Anyway, what we've got in "Tall in the Saddle" is more than a run-of-the-mill, old-time oater, because it's got a little mystery story thrown in and a touch of romance, besides. So, it's kind of a three-for-the-price-of-one deal, along with Big John and Gabby.
Wayne plays your classic Western hero who rides into town from out of nowhere, with no discernable past and only the single name Rocklin to go by. He's in Santa Inez to work on a nearby ranch, the KC, owned by one Red Cardell. But when he arrives in Santa Inez, he discovers that Red and his foreman were shot in the back about three weeks earlier, and his prim-and-proper niece, Clara Cardell (Audrey Long), and her domineering aunt (Elizabeth Risdon), have just arrived out West to take over the place. The two ladies have left the financial arrangements in the hands of a local lawyer and snake in the grass, "Judge" Robert Garvey (Ward Bond, one of Wayne's real-life drinking buddies and one of Hollywood's most recognizable character actors).
Next to the KC ranch is a rival spread, the Topaz ranch, run by a high-spirited horsewoman named Arleta "Arly" Harolday (Ella Raines), her brother (Russell Wade), and her stepfather (Don Douglas). No sooner does Rocklin arrive on the scene than the two women, both young and beautiful, naturally, begin to set their eyes on the handsome stranger. But Rocklin says he despises women--in his quiet, soft-spoken way, of course. He says, "No woman is going to get me hog-tied and branded." Still, even though he doesn't "hold with working for women," he agrees to work for Arly on the Topaz because there appear to be organized rustlers afoot, and the audience figures he's just the man to get to the bottom of the rustling and the murders. Moreover, Arly is an early Hollywood nod to women's lib, and apparently Rocklin just can't resist the challenge.

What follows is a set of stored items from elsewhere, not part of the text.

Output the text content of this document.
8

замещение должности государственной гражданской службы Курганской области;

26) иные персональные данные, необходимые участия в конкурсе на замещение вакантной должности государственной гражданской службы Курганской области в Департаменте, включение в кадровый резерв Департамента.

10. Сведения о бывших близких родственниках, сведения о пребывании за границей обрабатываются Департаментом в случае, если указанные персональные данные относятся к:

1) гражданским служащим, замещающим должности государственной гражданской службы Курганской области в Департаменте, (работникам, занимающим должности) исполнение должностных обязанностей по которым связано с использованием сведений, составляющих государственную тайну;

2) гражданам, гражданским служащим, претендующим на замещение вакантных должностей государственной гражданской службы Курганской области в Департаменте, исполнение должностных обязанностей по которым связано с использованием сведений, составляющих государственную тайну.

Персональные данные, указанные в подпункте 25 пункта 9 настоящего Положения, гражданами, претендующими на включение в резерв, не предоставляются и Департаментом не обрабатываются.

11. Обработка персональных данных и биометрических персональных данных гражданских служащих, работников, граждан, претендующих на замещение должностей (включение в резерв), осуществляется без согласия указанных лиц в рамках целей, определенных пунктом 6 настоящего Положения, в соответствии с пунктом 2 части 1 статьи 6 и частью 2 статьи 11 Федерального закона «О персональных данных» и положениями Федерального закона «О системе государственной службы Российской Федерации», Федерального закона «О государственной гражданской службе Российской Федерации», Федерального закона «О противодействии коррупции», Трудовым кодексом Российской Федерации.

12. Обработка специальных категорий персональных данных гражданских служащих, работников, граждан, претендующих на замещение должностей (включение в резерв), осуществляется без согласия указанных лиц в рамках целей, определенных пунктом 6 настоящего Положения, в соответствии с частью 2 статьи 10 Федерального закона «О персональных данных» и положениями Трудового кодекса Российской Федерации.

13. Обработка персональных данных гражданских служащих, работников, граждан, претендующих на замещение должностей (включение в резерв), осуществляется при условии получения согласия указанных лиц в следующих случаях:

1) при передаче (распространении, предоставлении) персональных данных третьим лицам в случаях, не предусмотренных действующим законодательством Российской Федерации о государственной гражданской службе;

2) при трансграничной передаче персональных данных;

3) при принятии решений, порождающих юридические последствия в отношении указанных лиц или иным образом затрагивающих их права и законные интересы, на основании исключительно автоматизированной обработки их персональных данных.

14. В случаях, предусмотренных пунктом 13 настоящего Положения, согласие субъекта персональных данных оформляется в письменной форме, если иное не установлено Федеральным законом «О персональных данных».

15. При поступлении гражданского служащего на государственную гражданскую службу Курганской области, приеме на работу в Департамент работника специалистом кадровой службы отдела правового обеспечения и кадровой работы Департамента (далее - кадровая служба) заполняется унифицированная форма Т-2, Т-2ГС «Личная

Meanwhile, we've got a whole corral full of suspicious characters and outright bad guys hanging around. There's Sheriff Jackson (Emory Parnell), obviously on somebody's payroll that he shouldn't be on; the Clews brothers, Bob and George (Paul Fix and Harry Woods), no-good ornery sidewinders; and Talo (Frank Puglia), a mysterious fellow quick with a knife, employed by Arly and always by her side.